Question

Let a, b, c, d be four integers (not necessarily distinct) in the set {1, 2, 3, 4, 5}. The number of polynomials x4 + ax3 + bx2 + cx + d which is divisible by x + 1 is(
a. between 55 and 65. (
b. between 66 and 85.(
c. between 86 and 105. (
d. more than 105.

Answer 1

By the polynomial remainder theorem, $x+1$ will be a factor of $f(x)=x^4+ax^3+bx^2+cx+d$ if the remainder upon division is 0, and this remainder is given by $f(-1)$:

$f(-1)=(-1)^4+a(-1)^3+b(-1)^2+c(-1)+d$
$0=1-a+b-c+d$
$a+c=1+b+d$

Since $a,c\in\{1,\ldots,5\}$, it follows that $a+c\in\{2,\ldots,10\}$. But notice that if $a+c=2$, then we have

$2=1+b+d\implies 1=b+d$

and since $b,d\in\{1,\ldots,5\}$, the equation above requires that either $b=0$ or $d=0$, which is impossible. So $a+c\in\{3,\ldots,10\}$.

So we have 8 cases to check:

(1) Notice that if $a+c=10$, we have $b+d=9$. This is only possible for $(b,d)\in\{(4,5),(5,4)\}$.

(2) If $a+c=9$, then $b+d=8$, and so we can have $(b,d)\in\{(3,5),(4,4),(5,3)\}$.

(3) If $a+c=8$, then $b+d=7$, and so $(b,d)\in\{(2,5),(3,4),(4,3),(5,2)\}$.

(4) If $a+c=7$, then $(b,d)\in\{(1,5),(2,4),(3,3),(4,2),(5,1)\}$.

(5) If $a+c=6$, then $(b,d)\in\{(1,4),(2,3),(3,2),(4,1)\}$.

(6) If $a+c=5$, then $(b,d)\in\{(1,3),(2,2),(3,1)\}$.

(7) If $a+c=4$, then $(b,d)\in\{(1,2),(2,1)\}$.

(8) If $a+c=3$, then $(b,d)\in\{(1,1)\}$.

At the same time, we have 8 cases to consider to find how many options there are for $(a,c)$.

(1) $a+c=10$. We have only one choice of $(a,c)=(5,5)$.

(2) $a+c=9$. This is the same as when $b+d=9$, which we found to be 2 choices.

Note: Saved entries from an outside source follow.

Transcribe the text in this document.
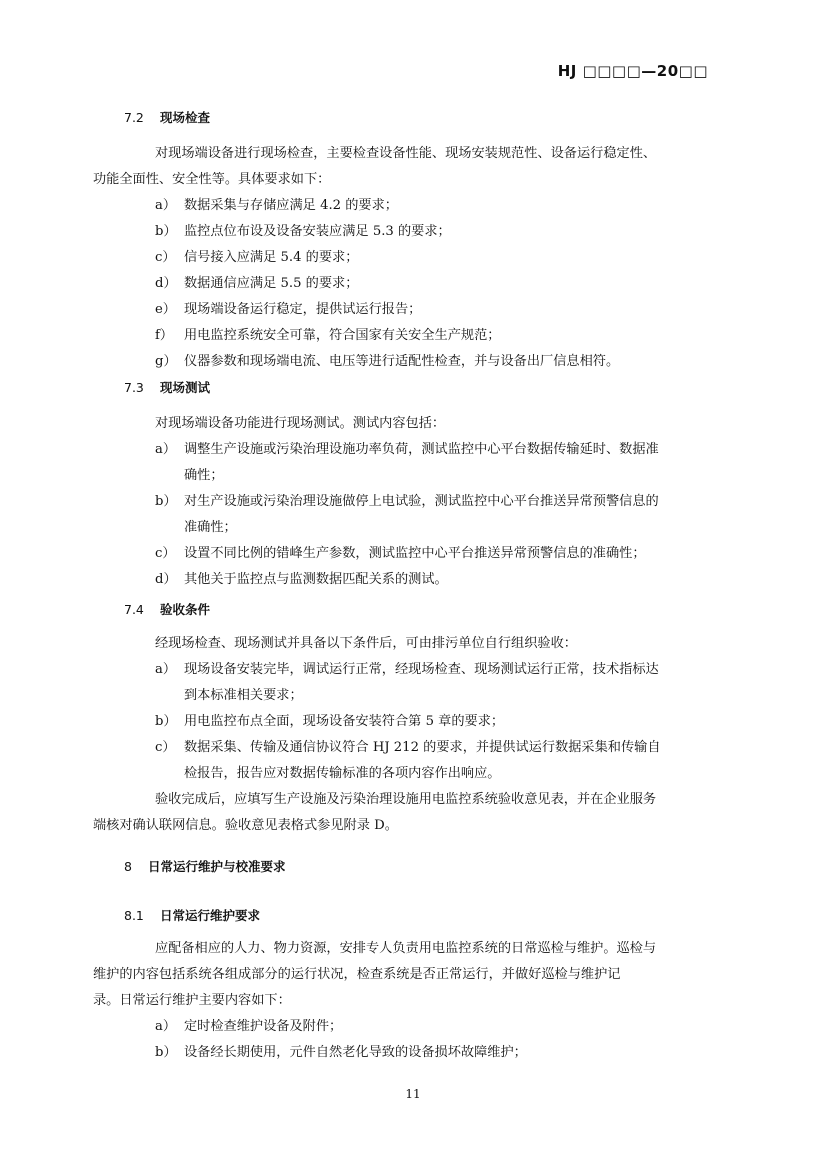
HJ □□□□—20□□
7.2 现场检查
对现场端设备进行现场检查，主要检查设备性能、现场安装规范性、设备运行稳定性、
功能全面性、安全性等。具体要求如下：
a） 数据采集与存储应满足 4.2 的要求；
b） 监控点位布设及设备安装应满足 5.3 的要求；
c） 信号接入应满足 5.4 的要求；
d） 数据通信应满足 5.5 的要求；
e） 现场端设备运行稳定，提供试运行报告；
f） 用电监控系统安全可靠，符合国家有关安全生产规范；
g） 仪器参数和现场端电流、电压等进行适配性检查，并与设备出厂信息相符。
7.3 现场测试
对现场端设备功能进行现场测试。测试内容包括：
a） 调整生产设施或污染治理设施功率负荷，测试监控中心平台数据传输延时、数据准
确性；
b） 对生产设施或污染治理设施做停上电试验，测试监控中心平台推送异常预警信息的
准确性；
c） 设置不同比例的错峰生产参数，测试监控中心平台推送异常预警信息的准确性；
d） 其他关于监控点与监测数据匹配关系的测试。
7.4 验收条件
经现场检查、现场测试并具备以下条件后，可由排污单位自行组织验收：
a） 现场设备安装完毕，调试运行正常，经现场检查、现场测试运行正常，技术指标达
到本标准相关要求；
b） 用电监控布点全面，现场设备安装符合第 5 章的要求；
c） 数据采集、传输及通信协议符合 HJ 212 的要求，并提供试运行数据采集和传输自
检报告，报告应对数据传输标准的各项内容作出响应。
验收完成后，应填写生产设施及污染治理设施用电监控系统验收意见表，并在企业服务
端核对确认联网信息。验收意见表格式参见附录 D。
8 日常运行维护与校准要求
8.1 日常运行维护要求
应配备相应的人力、物力资源，安排专人负责用电监控系统的日常巡检与维护。巡检与
维护的内容包括系统各组成部分的运行状况，检查系统是否正常运行，并做好巡检与维护记
录。日常运行维护主要内容如下：
a） 定时检查维护设备及附件；
b） 设备经长期使用，元件自然老化导致的设备损坏故障维护；
11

(3) Same as $b+d=8$; 3 choices.

(4) Same as $b+d=7$; 4 choices.

(5) 5.

(6) 4.

(7) 3.

(8) 2.

In total, there are

$2\times1+3\times2+4\times3+5\times4+4\times5+3\times4+2\times3+1\times2$
$=2(2\times1+3\times2+4\times3+5\times4)$
$=2\displaystyle\sum_{n=1}^4n(n+1)$
$=80$

ways to choose $a,b,c,d$ such that $x+1$ is a factor of $x^4+ax^3+bx^2+cx+d$, so the answer is B.

Note the symmetry of the sum above. You can easily give a slightly briefer combinatorial argument for this answer, but I figured a more brute-force approach would be easier to follow.